The Enslavement Conquest
- Year 2016
- Genre Death Metal
- Country Canada
- Label Dark Descent
- Rating Solid
It has been a while since we last saw a full length from Canada’s Begrime Exemious, as the gap between this year’s ‘The Enslavement Conquest’ and 2012’s ‘Visions of the Scourge’ has mainly been filled with some shorter EP’s and a split. Though they’re typically categorized under the death/black metal tag, the black metal elements of Begrime Exemious’ sound has always been more of an additional stylistic nuance rather than the main focus and at their core they’re a filthy death metal that recalls the genre’s earlier days of lumbering grooves and thrash infused attacks. This has been continued on ‘The Enslavement Conquest’ alongside some slightly clearer production values and plenty of killer riffs. A few of the longer tracks may drag a bit, but as a whole the group still manages to impress and has released another worthy album.
Begrime Exemious is definitely channeling some of the best elements of classic death metal and even some death/thrash
The album definitely starts off as strong as possible, as Cradled in Our Hands is the type of song that instantly grabs your attention with a faster riffing and a high level of intensity that doesn’t let up for a single second. Begrime Exemious is definitely channeling some of the best elements of classic death metal and even some death/thrash, and at times their high flying riffs are reminiscent of last year’s excellent release from Destruktor. ‘The Enslavement Conquest’ does a good job at shaking things up, more so than is sometimes typical for this particular metal variant, as there are regular changeovers between sheer speed and slower sections that provide twists and turns. If you’ve heard either of Begrime Exemious’ previous full lengths or EP’s, you’ll likely notice that the production has headed towards some increased clarity but hasn’t sacrificed the rawer, dirtier feel that was a major part of the band’s sound. It’s an approach that works well, as the riffs are a little easier to distinguish because of the added space between the instruments but doesn’t take away any of the bite. Admittedly a few of the longer songs do drag ever so slightly and seem like they could have been cut off a bit earlier, but I did find this to be the case on ‘Visions of the Scourge’ as well. Even with this slight issue, there’s still a hell of a lot to like about what’s happening on this album and the slower, murkier passages mixed with the flashier leads and solos that whip things up into a frenzy make this one worth returning to. There’s even a great cover of Incantation’s Impending Diabolical Conquest, which these guys are able to put their own spin on.

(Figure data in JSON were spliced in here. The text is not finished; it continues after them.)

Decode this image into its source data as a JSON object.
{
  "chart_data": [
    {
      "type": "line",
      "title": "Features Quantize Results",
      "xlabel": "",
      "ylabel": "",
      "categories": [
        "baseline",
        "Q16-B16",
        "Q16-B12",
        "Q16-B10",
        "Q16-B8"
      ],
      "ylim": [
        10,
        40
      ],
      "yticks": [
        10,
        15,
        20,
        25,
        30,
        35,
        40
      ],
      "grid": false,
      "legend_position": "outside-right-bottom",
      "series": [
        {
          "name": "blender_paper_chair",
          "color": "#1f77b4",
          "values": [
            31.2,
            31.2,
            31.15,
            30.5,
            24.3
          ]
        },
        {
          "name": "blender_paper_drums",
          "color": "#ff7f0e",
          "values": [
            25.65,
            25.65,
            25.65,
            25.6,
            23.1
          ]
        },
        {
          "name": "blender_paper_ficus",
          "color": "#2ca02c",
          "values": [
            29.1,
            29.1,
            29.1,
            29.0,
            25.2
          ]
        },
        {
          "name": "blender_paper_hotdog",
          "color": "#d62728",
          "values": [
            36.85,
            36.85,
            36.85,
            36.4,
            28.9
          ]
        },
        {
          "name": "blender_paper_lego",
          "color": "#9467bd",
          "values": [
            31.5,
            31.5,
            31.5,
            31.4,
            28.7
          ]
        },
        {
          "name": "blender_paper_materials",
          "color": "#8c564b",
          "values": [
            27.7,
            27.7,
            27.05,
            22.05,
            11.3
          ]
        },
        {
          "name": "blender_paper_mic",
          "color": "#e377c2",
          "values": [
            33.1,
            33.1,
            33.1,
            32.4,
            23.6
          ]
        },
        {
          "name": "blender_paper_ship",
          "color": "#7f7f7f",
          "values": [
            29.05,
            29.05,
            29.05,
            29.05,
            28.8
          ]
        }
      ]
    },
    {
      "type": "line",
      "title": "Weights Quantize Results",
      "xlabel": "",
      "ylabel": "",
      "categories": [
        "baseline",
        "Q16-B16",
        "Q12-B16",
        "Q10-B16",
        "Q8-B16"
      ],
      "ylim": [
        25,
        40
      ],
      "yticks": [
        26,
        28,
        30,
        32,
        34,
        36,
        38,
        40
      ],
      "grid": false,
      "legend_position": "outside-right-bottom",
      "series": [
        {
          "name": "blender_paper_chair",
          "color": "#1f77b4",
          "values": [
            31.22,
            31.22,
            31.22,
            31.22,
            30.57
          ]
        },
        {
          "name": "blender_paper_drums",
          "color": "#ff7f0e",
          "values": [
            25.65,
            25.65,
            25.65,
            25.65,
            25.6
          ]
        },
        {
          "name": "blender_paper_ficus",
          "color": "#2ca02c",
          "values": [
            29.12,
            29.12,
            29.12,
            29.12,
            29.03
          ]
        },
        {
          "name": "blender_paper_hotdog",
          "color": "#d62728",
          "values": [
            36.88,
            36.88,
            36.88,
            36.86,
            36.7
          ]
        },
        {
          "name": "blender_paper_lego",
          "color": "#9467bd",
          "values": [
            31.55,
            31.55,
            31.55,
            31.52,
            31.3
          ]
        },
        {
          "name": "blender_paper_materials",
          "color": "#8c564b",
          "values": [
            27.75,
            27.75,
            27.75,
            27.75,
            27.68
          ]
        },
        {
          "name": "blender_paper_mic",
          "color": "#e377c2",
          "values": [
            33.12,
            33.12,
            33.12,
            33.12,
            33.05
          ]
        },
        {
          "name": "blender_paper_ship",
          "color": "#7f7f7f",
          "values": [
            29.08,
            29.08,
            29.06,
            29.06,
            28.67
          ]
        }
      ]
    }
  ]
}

Begrime Exemious once again continues to utilize a dual vocal attack, split between gravelly screams that head into higher pitched territory and lower guttural growls that tear through the sound. Though the vocal position has switched around a bit (‘Visions of the Scourge’ had session work from B. Symic and former member B. Leland handled lead vocals on ‘Primeval Satellite’), what’s impressive is that even with these changes the current high/low split still comes very close pitch wise to the previous material. I actually didn’t realize that there had been these types of lineup changes the first time through, and that’s a testament to the band’s ability to not only deliver another in your face and aggressive performance but also to stick with a consistent type of vocal work that suits their particular type of death metal. With guitarists F. Thibaudeau and D. Orthner regularly trading off, I think it’s safe to say that Begrime Exemious is in good hands.
With ‘The Enslavement Conquest’ Begrime Exemious has continued to refine their particular style of death metal, throwing in plenty of slower, murkier riffs and faster thrash tinged attacks. The slight change in the way the material was recorded works to the band’s advantage, and despite a few sections that overstay their welcome this is an album death metal fans should get quite a bit of mileage out of. Dark Descent Records has been a bit quiet so far in 2016, but this seems like a killer way to get things started.